Scatter Diagrams (or Plots) are used to visually represent data for further analysis in correlation or regression. The diagram shows a pair of numerical data, one for each axis (horizontal and vertical with are xy respectively).
They explore associations between two variables and the "x" variable (input) is varied systematically and the "y" (output) is measured. The intention is to visually examine trends or patterns of the input (x) onto the response in the experiment.
The chart below would indicate a weak negative linear correlation. From here the Coefficient of Correlation can be determined as well as best fit line to describe the behavior of the data.
There are no assumptions of normality or sequence to use a Scatter Plot. Sequential plotting is required for a TimeSeries plot.
It is most useful when there is a lot of data in table and very difficult to tell if there is any type, and to what degree, of correlation.
As association of variables does not always imply cause. There could be other lurking variables effecting the measured "y" response.

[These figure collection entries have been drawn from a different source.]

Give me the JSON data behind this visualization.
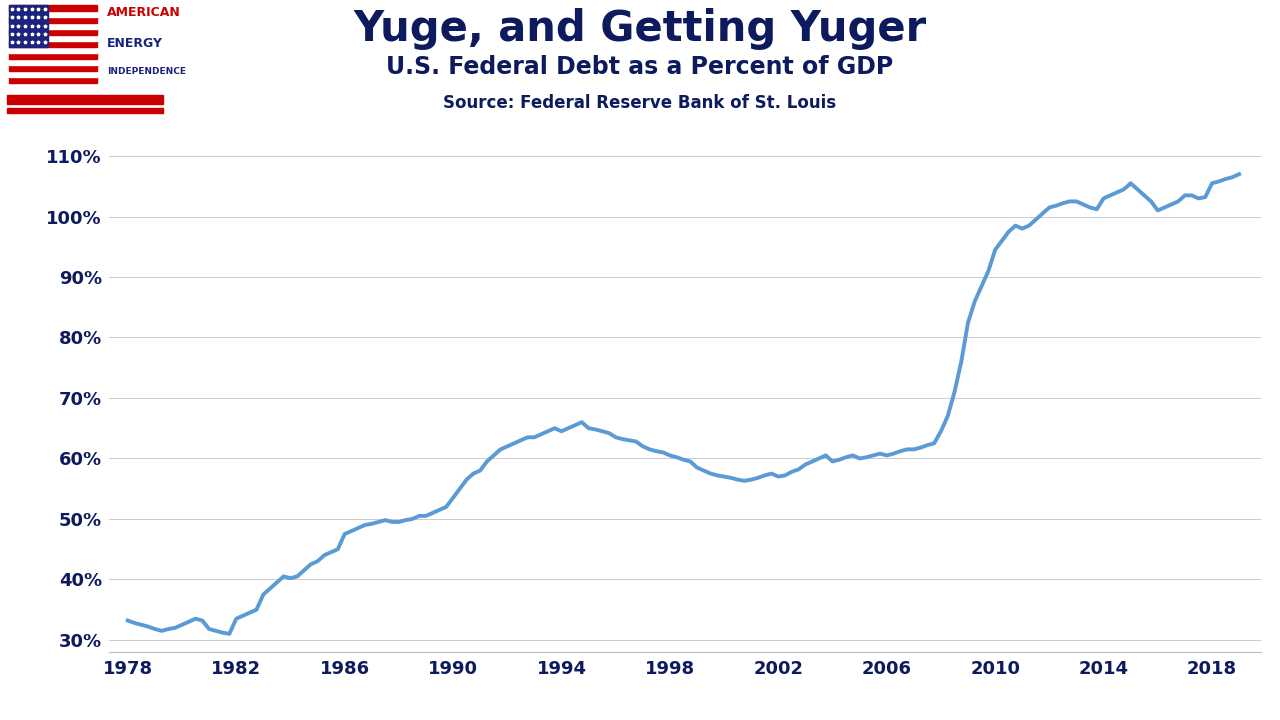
{
  "title": "Yuge, and Getting Yuger",
  "subtitle": "U.S. Federal Debt as a Percent of GDP",
  "source": "Source: Federal Reserve Bank of St. Louis",
  "line_color": "#5B9BD5",
  "line_width": 2.8,
  "header_bg": "#C9E4F5",
  "logo_bg": "#FFFFFF",
  "footer_bg": "#2E4A7A",
  "plot_bg": "#FFFFFF",
  "title_color": "#0D1B5E",
  "tick_color": "#0D1B5E",
  "grid_color": "#CCCCCC",
  "yticks": [
    30,
    40,
    50,
    60,
    70,
    80,
    90,
    100,
    110
  ],
  "xticks": [
    1978,
    1982,
    1986,
    1990,
    1994,
    1998,
    2002,
    2006,
    2010,
    2014,
    2018
  ],
  "ylim": [
    28,
    115
  ],
  "xlim": [
    1977.3,
    2019.8
  ],
  "years": [
    1978.0,
    1978.25,
    1978.5,
    1978.75,
    1979.0,
    1979.25,
    1979.5,
    1979.75,
    1980.0,
    1980.25,
    1980.5,
    1980.75,
    1981.0,
    1981.25,
    1981.5,
    1981.75,
    1982.0,
    1982.25,
    1982.5,
    1982.75,
    1983.0,
    1983.25,
    1983.5,
    1983.75,
    1984.0,
    1984.25,
    1984.5,
    1984.75,
    1985.0,
    1985.25,
    1985.5,
    1985.75,
    1986.0,
    1986.25,
    1986.5,
    1986.75,
    1987.0,
    1987.25,
    1987.5,
    1987.75,
    1988.0,
    1988.25,
    1988.5,
    1988.75,
    1989.0,
    1989.25,
    1989.5,
    1989.75,
    1990.0,
    1990.25,
    1990.5,
    1990.75,
    1991.0,
    1991.25,
    1991.5,
    1991.75,
    1992.0,
    1992.25,
    1992.5,
    1992.75,
    1993.0,
    1993.25,
    1993.5,
    1993.75,
    1994.0,
    1994.25,
    1994.5,
    1994.75,
    1995.0,
    1995.25,
    1995.5,
    1995.75,
    1996.0,
    1996.25,
    1996.5,
    1996.75,
    1997.0,
    1997.25,
    1997.5,
    1997.75,
    1998.0,
    1998.25,
    1998.5,
    1998.75,
    1999.0,
    1999.25,
    1999.5,
    1999.75,
    2000.0,
    2000.25,
    2000.5,
    2000.75,
    2001.0,
    2001.25,
    2001.5,
    2001.75,
    2002.0,
    2002.25,
    2002.5,
    2002.75,
    2003.0,
    2003.25,
    2003.5,
    2003.75,
    2004.0,
    2004.25,
    2004.5,
    2004.75,
    2005.0,
    2005.25,
    2005.5,
    2005.75,
    2006.0,
    2006.25,
    2006.5,
    2006.75,
    2007.0,
    2007.25,
    2007.5,
    2007.75,
    2008.0,
    2008.25,
    2008.5,
    2008.75,
    2009.0,
    2009.25,
    2009.5,
    2009.75,
    2010.0,
    2010.25,
    2010.5,
    2010.75,
    2011.0,
    2011.25,
    2011.5,
    2011.75,
    2012.0,
    2012.25,
    2012.5,
    2012.75,
    2013.0,
    2013.25,
    2013.5,
    2013.75,
    2014.0,
    2014.25,
    2014.5,
    2014.75,
    2015.0,
    2015.25,
    2015.5,
    2015.75,
    2016.0,
    2016.25,
    2016.5,
    2016.75,
    2017.0,
    2017.25,
    2017.5,
    2017.75,
    2018.0,
    2018.25,
    2018.5,
    2018.75,
    2019.0
  ],
  "values": [
    33.2,
    32.8,
    32.5,
    32.2,
    31.8,
    31.5,
    31.8,
    32.0,
    32.5,
    33.0,
    33.5,
    33.2,
    31.8,
    31.5,
    31.2,
    31.0,
    33.5,
    34.0,
    34.5,
    35.0,
    37.5,
    38.5,
    39.5,
    40.5,
    40.2,
    40.5,
    41.5,
    42.5,
    43.0,
    44.0,
    44.5,
    45.0,
    47.5,
    48.0,
    48.5,
    49.0,
    49.2,
    49.5,
    49.8,
    49.5,
    49.5,
    49.8,
    50.0,
    50.5,
    50.5,
    51.0,
    51.5,
    52.0,
    53.5,
    55.0,
    56.5,
    57.5,
    58.0,
    59.5,
    60.5,
    61.5,
    62.0,
    62.5,
    63.0,
    63.5,
    63.5,
    64.0,
    64.5,
    65.0,
    64.5,
    65.0,
    65.5,
    66.0,
    65.0,
    64.8,
    64.5,
    64.2,
    63.5,
    63.2,
    63.0,
    62.8,
    62.0,
    61.5,
    61.2,
    61.0,
    60.5,
    60.2,
    59.8,
    59.5,
    58.5,
    58.0,
    57.5,
    57.2,
    57.0,
    56.8,
    56.5,
    56.3,
    56.5,
    56.8,
    57.2,
    57.5,
    57.0,
    57.2,
    57.8,
    58.2,
    59.0,
    59.5,
    60.0,
    60.5,
    59.5,
    59.8,
    60.2,
    60.5,
    60.0,
    60.2,
    60.5,
    60.8,
    60.5,
    60.8,
    61.2,
    61.5,
    61.5,
    61.8,
    62.2,
    62.5,
    64.5,
    67.0,
    71.0,
    76.0,
    82.5,
    86.0,
    88.5,
    91.0,
    94.5,
    96.0,
    97.5,
    98.5,
    98.0,
    98.5,
    99.5,
    100.5,
    101.5,
    101.8,
    102.2,
    102.5,
    102.5,
    102.0,
    101.5,
    101.2,
    103.0,
    103.5,
    104.0,
    104.5,
    105.5,
    104.5,
    103.5,
    102.5,
    101.0,
    101.5,
    102.0,
    102.5,
    103.5,
    103.5,
    103.0,
    103.2,
    105.5,
    105.8,
    106.2,
    106.5,
    107.0
  ]
}
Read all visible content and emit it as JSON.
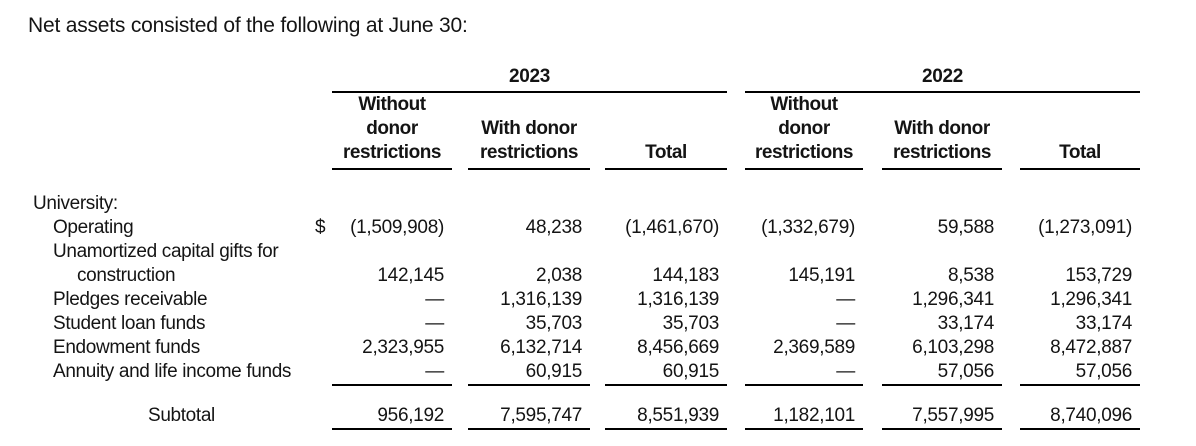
{
  "title": "Net assets consisted of the following at June 30:",
  "table": {
    "year_headers": [
      "2023",
      "2022"
    ],
    "column_headers": [
      "Without\ndonor\nrestrictions",
      "With donor\nrestrictions",
      "Total",
      "Without\ndonor\nrestrictions",
      "With donor\nrestrictions",
      "Total"
    ],
    "rows": [
      {
        "label": "University:"
      },
      {
        "label": "Operating",
        "dollar": "$",
        "values": [
          "(1,509,908)",
          "48,238",
          "(1,461,670)",
          "(1,332,679)",
          "59,588",
          "(1,273,091)"
        ]
      },
      {
        "label": "Unamortized capital gifts for"
      },
      {
        "label": "construction",
        "values": [
          "142,145",
          "2,038",
          "144,183",
          "145,191",
          "8,538",
          "153,729"
        ]
      },
      {
        "label": "Pledges receivable",
        "values": [
          "—",
          "1,316,139",
          "1,316,139",
          "—",
          "1,296,341",
          "1,296,341"
        ]
      },
      {
        "label": "Student loan funds",
        "values": [
          "—",
          "35,703",
          "35,703",
          "—",
          "33,174",
          "33,174"
        ]
      },
      {
        "label": "Endowment funds",
        "values": [
          "2,323,955",
          "6,132,714",
          "8,456,669",
          "2,369,589",
          "6,103,298",
          "8,472,887"
        ]
      },
      {
        "label": "Annuity and life income funds",
        "values": [
          "—",
          "60,915",
          "60,915",
          "—",
          "57,056",
          "57,056"
        ]
      },
      {
        "label": "Subtotal",
        "values": [
          "956,192",
          "7,595,747",
          "8,551,939",
          "1,182,101",
          "7,557,995",
          "8,740,096"
        ]
      }
    ]
  }
}
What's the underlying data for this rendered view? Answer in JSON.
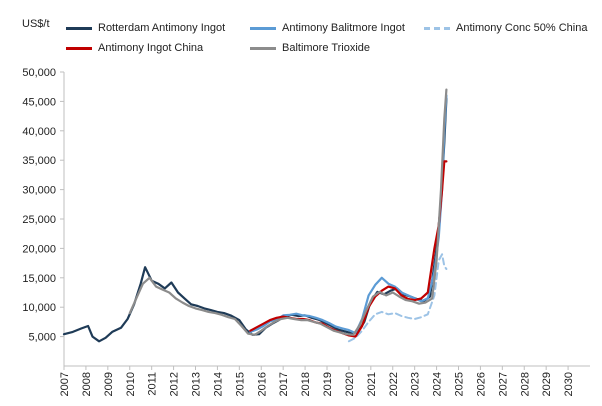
{
  "chart_data": {
    "type": "line",
    "ylabel": "US$/t",
    "ylim": [
      0,
      50000
    ],
    "yticks": [
      5000,
      10000,
      15000,
      20000,
      25000,
      30000,
      35000,
      40000,
      45000,
      50000
    ],
    "ytick_labels": [
      "5,000",
      "10,000",
      "15,000",
      "20,000",
      "25,000",
      "30,000",
      "35,000",
      "40,000",
      "45,000",
      "50,000"
    ],
    "xlim": [
      2007,
      2031
    ],
    "xticks": [
      2007,
      2008,
      2009,
      2010,
      2011,
      2012,
      2013,
      2014,
      2015,
      2016,
      2017,
      2018,
      2019,
      2020,
      2021,
      2022,
      2023,
      2024,
      2025,
      2026,
      2027,
      2028,
      2029,
      2030
    ],
    "xtick_labels": [
      "2007",
      "2008",
      "2009",
      "2010",
      "2011",
      "2012",
      "2013",
      "2014",
      "2015",
      "2016",
      "2017",
      "2018",
      "2019",
      "2020",
      "2021",
      "2022",
      "2023",
      "2024",
      "2025",
      "2026",
      "2027",
      "2028",
      "2029",
      "2030"
    ],
    "grid": false,
    "legend_position": "top",
    "series": [
      {
        "name": "Rotterdam Antimony Ingot",
        "color": "#1f3b57",
        "dash": "solid",
        "x": [
          2007.0,
          2007.4,
          2007.8,
          2008.1,
          2008.3,
          2008.6,
          2008.9,
          2009.2,
          2009.6,
          2009.9,
          2010.2,
          2010.5,
          2010.7,
          2011.0,
          2011.3,
          2011.6,
          2011.9,
          2012.2,
          2012.5,
          2012.8,
          2013.1,
          2013.4,
          2013.7,
          2014.0,
          2014.3,
          2014.6,
          2015.0,
          2015.3,
          2015.6,
          2015.9,
          2016.2,
          2016.5,
          2016.8,
          2017.1,
          2017.4,
          2017.7,
          2018.0,
          2018.3,
          2018.6,
          2018.9,
          2019.2,
          2019.5,
          2019.8,
          2020.1,
          2020.4,
          2020.7,
          2021.0,
          2021.3,
          2021.6,
          2021.9,
          2022.2,
          2022.5,
          2022.8,
          2023.1,
          2023.4,
          2023.7,
          2024.0,
          2024.2,
          2024.35,
          2024.45
        ],
        "y": [
          5400,
          5800,
          6400,
          6800,
          5000,
          4200,
          4800,
          5800,
          6500,
          8000,
          10500,
          14000,
          16800,
          14500,
          14000,
          13200,
          14200,
          12500,
          11500,
          10500,
          10200,
          9800,
          9500,
          9200,
          9000,
          8600,
          7800,
          6200,
          5300,
          5400,
          6500,
          7200,
          7800,
          8500,
          8700,
          8500,
          8600,
          8200,
          7900,
          7400,
          6800,
          6200,
          5900,
          5600,
          5700,
          7500,
          11000,
          12600,
          12200,
          12800,
          13200,
          12200,
          11800,
          11400,
          11000,
          11800,
          20000,
          28000,
          38000,
          45500
        ]
      },
      {
        "name": "Antimony Balitmore Ingot",
        "color": "#5b9bd5",
        "dash": "solid",
        "x": [
          2015.5,
          2015.8,
          2016.1,
          2016.4,
          2016.7,
          2017.0,
          2017.3,
          2017.6,
          2017.9,
          2018.2,
          2018.5,
          2018.8,
          2019.1,
          2019.4,
          2019.7,
          2020.0,
          2020.3,
          2020.6,
          2020.9,
          2021.2,
          2021.5,
          2021.8,
          2022.1,
          2022.4,
          2022.7,
          2023.0,
          2023.3,
          2023.6,
          2023.9,
          2024.1,
          2024.25,
          2024.35,
          2024.45
        ],
        "y": [
          5800,
          6200,
          6800,
          7600,
          7900,
          8600,
          8700,
          8900,
          8600,
          8500,
          8200,
          7800,
          7300,
          6700,
          6400,
          6100,
          5600,
          8000,
          12000,
          13800,
          15000,
          14000,
          13500,
          12500,
          12000,
          11500,
          11000,
          11500,
          16000,
          22000,
          30000,
          40000,
          46000
        ]
      },
      {
        "name": "Antimony Conc 50% China",
        "color": "#9dc3e6",
        "dash": "dashed",
        "x": [
          2020.0,
          2020.3,
          2020.6,
          2020.9,
          2021.2,
          2021.5,
          2021.8,
          2022.1,
          2022.4,
          2022.7,
          2023.0,
          2023.3,
          2023.6,
          2023.9,
          2024.1,
          2024.25,
          2024.35,
          2024.45
        ],
        "y": [
          4200,
          4800,
          6000,
          7500,
          8800,
          9200,
          8800,
          9000,
          8500,
          8200,
          8000,
          8300,
          8800,
          12000,
          18000,
          19000,
          17000,
          16500
        ]
      },
      {
        "name": "Antimony Ingot China",
        "color": "#c00000",
        "dash": "solid",
        "x": [
          2015.5,
          2015.8,
          2016.1,
          2016.4,
          2016.7,
          2017.0,
          2017.3,
          2017.6,
          2017.9,
          2018.2,
          2018.5,
          2018.8,
          2019.1,
          2019.4,
          2019.7,
          2020.0,
          2020.3,
          2020.6,
          2020.9,
          2021.2,
          2021.5,
          2021.8,
          2022.1,
          2022.4,
          2022.7,
          2023.0,
          2023.3,
          2023.6,
          2023.9,
          2024.1,
          2024.25,
          2024.35,
          2024.45
        ],
        "y": [
          6000,
          6600,
          7200,
          7800,
          8200,
          8400,
          8200,
          8000,
          8000,
          7800,
          7400,
          7200,
          6500,
          6000,
          5600,
          5200,
          5000,
          6800,
          10000,
          11800,
          12800,
          13500,
          13200,
          12000,
          11400,
          11200,
          11500,
          12500,
          20000,
          24000,
          30000,
          34800,
          34800
        ]
      },
      {
        "name": "Baltimore Trioxide",
        "color": "#8c8c8c",
        "dash": "solid",
        "x": [
          2010.0,
          2010.3,
          2010.6,
          2010.9,
          2011.2,
          2011.5,
          2011.8,
          2012.1,
          2012.4,
          2012.7,
          2013.0,
          2013.3,
          2013.6,
          2013.9,
          2014.2,
          2014.5,
          2014.8,
          2015.1,
          2015.4,
          2015.7,
          2016.0,
          2016.3,
          2016.6,
          2016.9,
          2017.2,
          2017.5,
          2017.8,
          2018.1,
          2018.4,
          2018.7,
          2019.0,
          2019.3,
          2019.6,
          2019.9,
          2020.2,
          2020.5,
          2020.8,
          2021.1,
          2021.4,
          2021.7,
          2022.0,
          2022.3,
          2022.6,
          2022.9,
          2023.2,
          2023.5,
          2023.8,
          2024.0,
          2024.2,
          2024.35,
          2024.45
        ],
        "y": [
          9000,
          11500,
          14000,
          15000,
          13500,
          13000,
          12500,
          11500,
          10800,
          10200,
          9800,
          9500,
          9200,
          9000,
          8700,
          8300,
          8000,
          6800,
          5500,
          5300,
          6000,
          6800,
          7500,
          8000,
          8200,
          8000,
          7800,
          7800,
          7500,
          7200,
          6600,
          6000,
          5700,
          5400,
          5300,
          7000,
          9500,
          11800,
          12600,
          12000,
          12500,
          11800,
          11200,
          11000,
          10600,
          10800,
          11500,
          18000,
          30000,
          42000,
          47000
        ]
      }
    ]
  }
}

A scatter plot of the blue dots shown below makes it very obvious that there is strong positive linear correlation but it does not provide any value other than a visual indication.
A Scatter plot itself is limited in its use but is rather a starting point for further analysis of correlation and regression.
This is another one of the many visual tools (such as a Box Plot and Pareto Chart) that a Six Sigma project manager can use to help break down data into more meaningful terms.
Line charts are similar to Scatter Plots but contain lines connecting the data.
The chart above is an example of the value of the plot. Simply looking at a set of xy data on a sheet would be a challenge to see this relationship. There appears to be a strong nonlinear with a few outliers within the range of 0200 units.